Lei de imigração portuguesa provoca incómodo na CPLP

As alterações à lei dos estrangeiros aprovadas no Parlamento português estão a provocar grande incómodo entre os membros da Comunidade dos Países de Língua Portuguesa (CPLP), levando mesmo a pronunciamentos de alguns chefes de Estado. O primeiro a manifestar-se foi José Maria Neves, seguindo-se Lula da Silva, do Brasil e, esta semana, o angolano João Lourenço. Com as alterações, desaparece o visto de trabalho da CPLP e torna-se mais difícil o reagrupamento familiar.

De passagem por Portugal, no final do mês passado, José Maria Neves foi o primeiro chefe de Estado da CPLP a pronunciar-se sobre as alterações à lei dos estrangeiros que, na ocasião, dominavam o debate público, aproveitando para lançar um aviso ao Governo de Lisboa: mobilidade e emigração existirão sempre!

JMN apela à serenidade

JMN referia-se, concretamente, ao facto de as regras de imigração e nacionalidade passarem a ser mais apertadas, nomeadamente no que respeita aos prazos mínimos de residência para aceder à cidadania portuguesa, mas também ao reagrupamento familiar.

“Temos de ver essas relações de troca, de intercâmbio, de amizade e procurar ser o mais justos e o mais prudentes possível”, disse o chefe de Estado cabo-verdiano.
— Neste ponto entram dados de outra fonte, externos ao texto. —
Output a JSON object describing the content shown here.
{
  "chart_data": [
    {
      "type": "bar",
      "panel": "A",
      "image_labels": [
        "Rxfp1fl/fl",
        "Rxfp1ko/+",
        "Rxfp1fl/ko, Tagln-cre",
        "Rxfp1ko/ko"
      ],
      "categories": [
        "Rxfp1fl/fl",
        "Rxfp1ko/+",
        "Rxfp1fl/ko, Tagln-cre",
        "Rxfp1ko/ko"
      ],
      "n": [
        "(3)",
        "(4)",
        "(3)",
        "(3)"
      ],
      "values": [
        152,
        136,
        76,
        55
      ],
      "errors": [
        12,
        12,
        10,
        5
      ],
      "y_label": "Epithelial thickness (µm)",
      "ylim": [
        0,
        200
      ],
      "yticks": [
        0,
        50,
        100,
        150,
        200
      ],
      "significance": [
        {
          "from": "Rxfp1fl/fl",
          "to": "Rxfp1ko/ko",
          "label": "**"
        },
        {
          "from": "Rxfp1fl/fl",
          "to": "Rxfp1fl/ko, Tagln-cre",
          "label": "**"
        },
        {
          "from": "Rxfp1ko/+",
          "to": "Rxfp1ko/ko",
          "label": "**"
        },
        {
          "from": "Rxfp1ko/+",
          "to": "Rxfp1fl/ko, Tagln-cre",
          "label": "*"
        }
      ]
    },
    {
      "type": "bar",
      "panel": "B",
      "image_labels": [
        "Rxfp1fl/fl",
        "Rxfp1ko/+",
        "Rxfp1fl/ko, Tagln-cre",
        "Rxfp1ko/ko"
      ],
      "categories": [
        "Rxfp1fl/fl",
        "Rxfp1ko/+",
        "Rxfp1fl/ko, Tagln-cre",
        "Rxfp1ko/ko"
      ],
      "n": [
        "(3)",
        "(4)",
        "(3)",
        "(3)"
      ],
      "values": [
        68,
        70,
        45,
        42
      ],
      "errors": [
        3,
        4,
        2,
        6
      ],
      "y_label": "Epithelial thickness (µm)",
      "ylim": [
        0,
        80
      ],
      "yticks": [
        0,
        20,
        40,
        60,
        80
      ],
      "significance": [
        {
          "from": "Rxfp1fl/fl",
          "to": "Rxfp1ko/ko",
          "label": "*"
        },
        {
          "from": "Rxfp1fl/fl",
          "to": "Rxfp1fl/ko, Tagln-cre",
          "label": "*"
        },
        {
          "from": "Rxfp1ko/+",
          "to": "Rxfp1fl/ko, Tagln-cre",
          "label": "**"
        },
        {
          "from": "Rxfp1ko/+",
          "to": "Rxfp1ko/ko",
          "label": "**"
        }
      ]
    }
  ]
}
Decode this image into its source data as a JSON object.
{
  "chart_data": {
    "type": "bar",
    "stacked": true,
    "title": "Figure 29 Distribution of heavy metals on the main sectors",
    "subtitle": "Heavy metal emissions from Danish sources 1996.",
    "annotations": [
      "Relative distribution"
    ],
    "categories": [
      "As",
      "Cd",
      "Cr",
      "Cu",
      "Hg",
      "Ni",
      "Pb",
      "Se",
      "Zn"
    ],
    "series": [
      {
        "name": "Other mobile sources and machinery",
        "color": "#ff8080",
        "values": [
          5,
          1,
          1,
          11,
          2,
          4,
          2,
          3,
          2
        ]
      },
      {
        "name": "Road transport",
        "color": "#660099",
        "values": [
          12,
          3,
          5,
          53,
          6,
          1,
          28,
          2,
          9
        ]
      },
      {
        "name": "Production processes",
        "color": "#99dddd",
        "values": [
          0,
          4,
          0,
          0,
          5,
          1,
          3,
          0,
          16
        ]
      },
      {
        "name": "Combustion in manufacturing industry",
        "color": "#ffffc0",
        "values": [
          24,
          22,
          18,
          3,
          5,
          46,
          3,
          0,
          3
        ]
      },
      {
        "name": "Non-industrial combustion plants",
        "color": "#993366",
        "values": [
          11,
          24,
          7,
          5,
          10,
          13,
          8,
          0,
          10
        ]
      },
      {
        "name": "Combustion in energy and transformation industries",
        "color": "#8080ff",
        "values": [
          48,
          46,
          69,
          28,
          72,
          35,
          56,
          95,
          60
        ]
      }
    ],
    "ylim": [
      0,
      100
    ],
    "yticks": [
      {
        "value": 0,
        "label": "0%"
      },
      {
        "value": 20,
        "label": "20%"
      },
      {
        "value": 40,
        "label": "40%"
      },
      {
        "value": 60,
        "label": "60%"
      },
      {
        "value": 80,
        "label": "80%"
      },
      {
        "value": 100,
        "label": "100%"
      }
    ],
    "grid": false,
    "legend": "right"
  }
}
O PR cabo-verdiano aconselhou prudência e serenidade porque, actualmemente, “a mobilidade humana vai continuar porque os países precisam, as economias precisam, a própria vida cultural dos diferentes países também”. Por isso, concluiu, “temos de ser serenos e prudentes na discussão dessa questão, sem extremismos e sem polarizações”.

Governo Brasileiro vai adoptar reciprocidade

Depois, o chefe de Estado brasileiro, Lula da Silva, disse acompanhar “com apreensão” as alterações legislativas promovidas por Portugal. E, dias depois, o ministro da Justiça, Ricardo Lewandowsky foi mais explícito.

“O Brasil adoptará a reciprocidade em relação a todas as medidas restritivas que Portugal tomar em relação em relação aos brasileiros que vivem no país”, garantiu Lewandowsky.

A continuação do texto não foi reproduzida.